My weight and I have been a complicated relationship my entire life. I was never the skinny girl. I was the girl with curves—or as my aunt liked to say, “a brick shithouse.” To this day, I’m still not entirely sure if that was a compliment or a construction assessment.
I had curves. Big boobs, small waist, and a butt. Then in my twenties, everything flipped. I dropped to a size 4 and stayed there for months—until I found out I had a severe case of Graves Disease.
I went through radioactive iodine treatment to shut down my overactive thyroid, and I’ve been euthyroid ever since. Through most of my 30s and 40s, I hovered around a size 8–10, cycling through fad diets like it was a part-time job with zero benefits.
Then 2020 hit.
COVID brought isolation, and I ate more. Then my dog died, and I ate to cope with the grief. Then my dad died… and I ate some more. Menopause showed up and weight gain followed—effortlessly and unapologetically, like it had been waiting for its moment. Then my medication failed, and food noise was all I could hear. It was like having a tiny, relentless food commentator living in my brain. “You could eat. You should eat. Why aren’t you eating?”
That’s when my body went completely off the rails.
Depression, menopause, and chronic inflammation collided and wrecked my mental and physical metabolism. Add in a steady stream of steroids to manage ongoing flares, and I gained over 80 pounds.
This time, nothing worked.
I tried a medically supervised liquid diet—and somehow gained weight, which honestly felt like a personal attack. I tried pre-packaged meal plans—no change. Every attempt felt like proof that I was failing, even though deep down I knew something bigger was going on.
I hated how I looked. I hated how I felt.
I stopped going out. Hid in baggy clothes. Avoided people whenever I could.
Somewhere along the way, I stopped recognizing myself.
In 2024, I finally approached my endocrinologist about a GLP-1. She explained that even if my insurance approved it, actually finding it in a pharmacy would be like trying to locate a unicorn in the wild. As it turns out, I didn’t need to worry about that problem—my insurance denied it, and the out-of-pocket cost was completely out of reach. My heart sank.
Fast forward to 2025, and I found myself in the emergency room—my body completely wrecked by inflammation in my joints and even my organs.
I had barely been eating for weeks because I felt so sick, and I lost 10 pounds. But once I started feeling better and tried to stick to a low-calorie diet, the scale didn’t budge. Not an ounce. Apparently, my metabolism had entered its “we’re keeping everything, thanks” era.
Around that time, I made a big life change. I sold my home to move closer to my family—and decided it was finally time to invest in myself.
I took some of that house money and committed to a six-month supply of a GLP-1.
I did the research. I looked at everything—brand-name options, compounded versions, all of it. Even though the name-brand medications have come down in price, they’re still out of reach for me financially.
So I went a different route.
I chose to work with a compounding pharmacy and started Tirzepatide.
What really sold me wasn’t just the weight loss. The more I researched, the more I saw potential benefits beyond the scale—reduced inflammation, and even lower risks for heart and kidney complications.

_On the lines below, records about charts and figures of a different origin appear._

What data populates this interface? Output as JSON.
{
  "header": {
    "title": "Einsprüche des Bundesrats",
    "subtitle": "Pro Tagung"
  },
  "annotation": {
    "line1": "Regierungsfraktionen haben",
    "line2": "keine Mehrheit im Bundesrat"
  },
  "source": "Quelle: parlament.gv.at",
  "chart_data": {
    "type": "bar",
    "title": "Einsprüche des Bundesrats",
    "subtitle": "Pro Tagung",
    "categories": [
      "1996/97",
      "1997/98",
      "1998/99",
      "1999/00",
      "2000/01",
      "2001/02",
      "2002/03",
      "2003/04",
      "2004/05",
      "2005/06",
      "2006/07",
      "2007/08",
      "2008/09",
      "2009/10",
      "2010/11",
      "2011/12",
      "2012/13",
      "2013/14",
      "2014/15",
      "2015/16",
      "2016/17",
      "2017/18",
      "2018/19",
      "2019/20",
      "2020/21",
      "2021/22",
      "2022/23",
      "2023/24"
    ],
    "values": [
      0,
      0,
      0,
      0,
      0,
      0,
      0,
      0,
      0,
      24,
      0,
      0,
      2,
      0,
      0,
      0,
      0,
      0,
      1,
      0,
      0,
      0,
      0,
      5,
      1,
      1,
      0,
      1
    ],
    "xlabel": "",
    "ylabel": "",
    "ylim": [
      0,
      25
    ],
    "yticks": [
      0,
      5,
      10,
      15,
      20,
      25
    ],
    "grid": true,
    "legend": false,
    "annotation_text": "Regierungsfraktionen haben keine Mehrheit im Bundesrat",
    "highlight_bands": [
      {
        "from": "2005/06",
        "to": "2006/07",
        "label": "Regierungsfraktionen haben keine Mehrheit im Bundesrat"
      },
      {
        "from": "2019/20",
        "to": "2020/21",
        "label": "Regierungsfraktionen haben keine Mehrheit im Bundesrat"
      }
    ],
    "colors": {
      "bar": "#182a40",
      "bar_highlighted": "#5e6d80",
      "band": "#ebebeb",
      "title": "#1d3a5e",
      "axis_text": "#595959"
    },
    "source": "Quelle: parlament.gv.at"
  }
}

At that point, I was all in.
I started my injections in early January and have lost 27 pounds (on top of the 10 I lost when I was sick). For the first time in my life, I’m not obsessively counting calories. Instead, I focus on getting in about 100 grams of protein a day. I’m also taking supplements to help offset some of the less glamorous side effects—because no one signs up for hair loss and digestive drama.
I’ve been working on changing my eating habits, hoping that when I eventually wean off the medication, I’ll have something sustainable in place.
I may or may not be rewarding myself with new purses along the way. (Listen… personal growth comes in many forms.) When I hit the 50-pound milestone, I’m getting my dream bag—inspired by the designer version I’ve been side-eyeing for years. We’re on a budget, not a fantasy island.
Do I feel better? That’s a tricky question.
Mentally, yes. Absolutely. I feel more like myself again. I still have a long way to go, but for the first time in a long time, I feel encouraged instead of defeated.
Physically… it’s more complicated.
I’m still dealing with inflammation. My new medication hasn’t been the miracle cure I had hoped for. I’m still in pain. Still fatigued. Still fighting my body some days.
But I have something I didn’t have before.
Hope.
And that matters more than I can put into words.
It’s frustrating that access to these medications still comes with such a high cost, but I’m hopeful that will change in the coming years.
One of the biggest lessons I’ve learned through all of this?
Food noise was running the show.
And finally, for the first time, it’s quiet.